Saldırganları utançtan yerin dibine batıracak bir rüzgâr estirilmeli, evet. Ne yazık ki tam tersi oluyor. Devlet büyüklerimiz konuyla ilgili açıklamalarında şiddetin kesinlikle kabul edilemez olduğuna dair bir iki beylik laf ettikten sonra Kılıçdaroğlu’na saldırıyı aslında o kadar da kabul edilemez bulmadıklarını gösteren -veya o intibaı uyandıran- öyle çok laf ediyorlar ki, yere eğilmesi gereken başları iyice dikleştirecek ve linç kültürünü tahkim edecek bir rüzgâr esiyor.

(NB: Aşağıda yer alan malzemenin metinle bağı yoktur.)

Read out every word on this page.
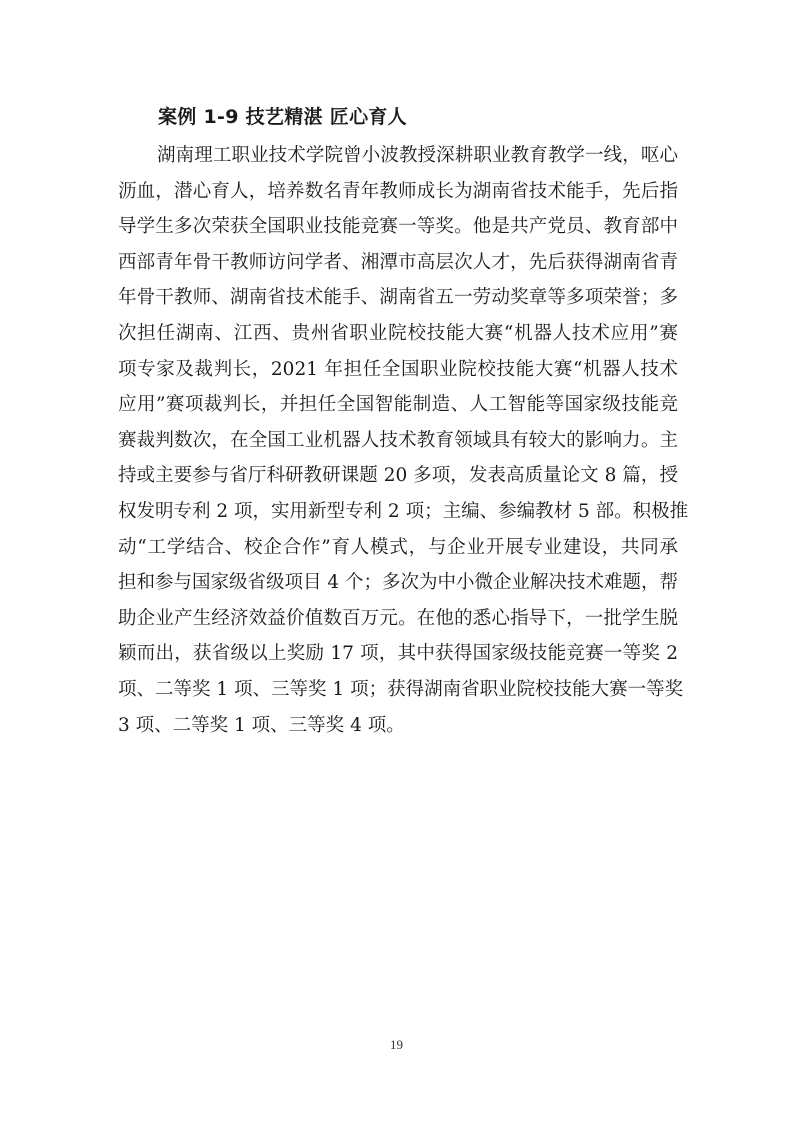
案例 1-9 技艺精湛 匠心育人
湖南理工职业技术学院曾小波教授深耕职业教育教学一线，呕心
沥血，潜心育人，培养数名青年教师成长为湖南省技术能手，先后指
导学生多次荣获全国职业技能竞赛一等奖。他是共产党员、教育部中
西部青年骨干教师访问学者、湘潭市高层次人才，先后获得湖南省青
年骨干教师、湖南省技术能手、湖南省五一劳动奖章等多项荣誉；多
次担任湖南、江西、贵州省职业院校技能大赛“机器人技术应用”赛
项专家及裁判长，2021 年担任全国职业院校技能大赛“机器人技术
应用”赛项裁判长，并担任全国智能制造、人工智能等国家级技能竞
赛裁判数次，在全国工业机器人技术教育领域具有较大的影响力。主
持或主要参与省厅科研教研课题 20 多项，发表高质量论文 8 篇，授
权发明专利 2 项，实用新型专利 2 项；主编、参编教材 5 部。积极推
动“工学结合、校企合作”育人模式，与企业开展专业建设，共同承
担和参与国家级省级项目 4 个；多次为中小微企业解决技术难题，帮
助企业产生经济效益价值数百万元。在他的悉心指导下，一批学生脱
颖而出，获省级以上奖励 17 项，其中获得国家级技能竞赛一等奖 2
项、二等奖 1 项、三等奖 1 项；获得湖南省职业院校技能大赛一等奖
3 项、二等奖 1 项、三等奖 4 项。
19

Kılıçdaroğlu niye gitmiş ki o cenazeye? Gitmeseymiş! HDP’lilerle yan yana görününce böyle olurmuş işte! (Demek ki HDP’lilere saldırmak zaten serbest! Tövbe tövbe.) Devlet büyükleri böyle konuşunca, iktidar medyası da saldırganlarla empati minvalinde yayınlar yapınca, Kılıçdaroğlu’na yumruk atan “Osman Amca”nın milli kıyam sembolü mertebesine yükselmesi kaçınılmaz oldu! (Seni “Türkiye’nin kahramanı” ilan edenlerin dolduruşuna sakın gelme “Osman Amca”! Utanç vesilesisin.)

“Bir cinnet anıydı, geçti. Şükür ki ucuz atlatıldı ve herkes dersini aldı. Bir daha olmaz.” diyemiyoruz maalesef. Cinnet hali devam ediyor. Linç teşebbüsünü mazur göstermek ve hele destanlaştırmak da o halin tezahürüdür.

***

 

Kılıçdaroğlu’nun saldırıya uğradığı köyün muhtarı olan Halil Kökmen, devlet büyüklerinden daha olgun davranarak kızgın demiri soğutmaya çalışıyor. Sözcü gazetesine verdiği beyanatta "Köyümüzde yaşanan olaydan utanç duyuyoruz. Genel Başkan’a köyümüz adına bir özür ziyaretinde bulunacağız" dedi. Kılıçdaroğlu’nun linçten kurtulmak için sığındığı evin sahibi olan Rahim Doruk da -aynı gazeteye- “Türk İslam âdetinde misafiri kapıdan kovmak olmaz” diye konuşarak, köyünde yaşanan o korkunç hadiseden ötürü duyduğu utancı ifade etti.

İtidal ehline hoş gelip sefa getirdi, ümit verdi bu mesajlar.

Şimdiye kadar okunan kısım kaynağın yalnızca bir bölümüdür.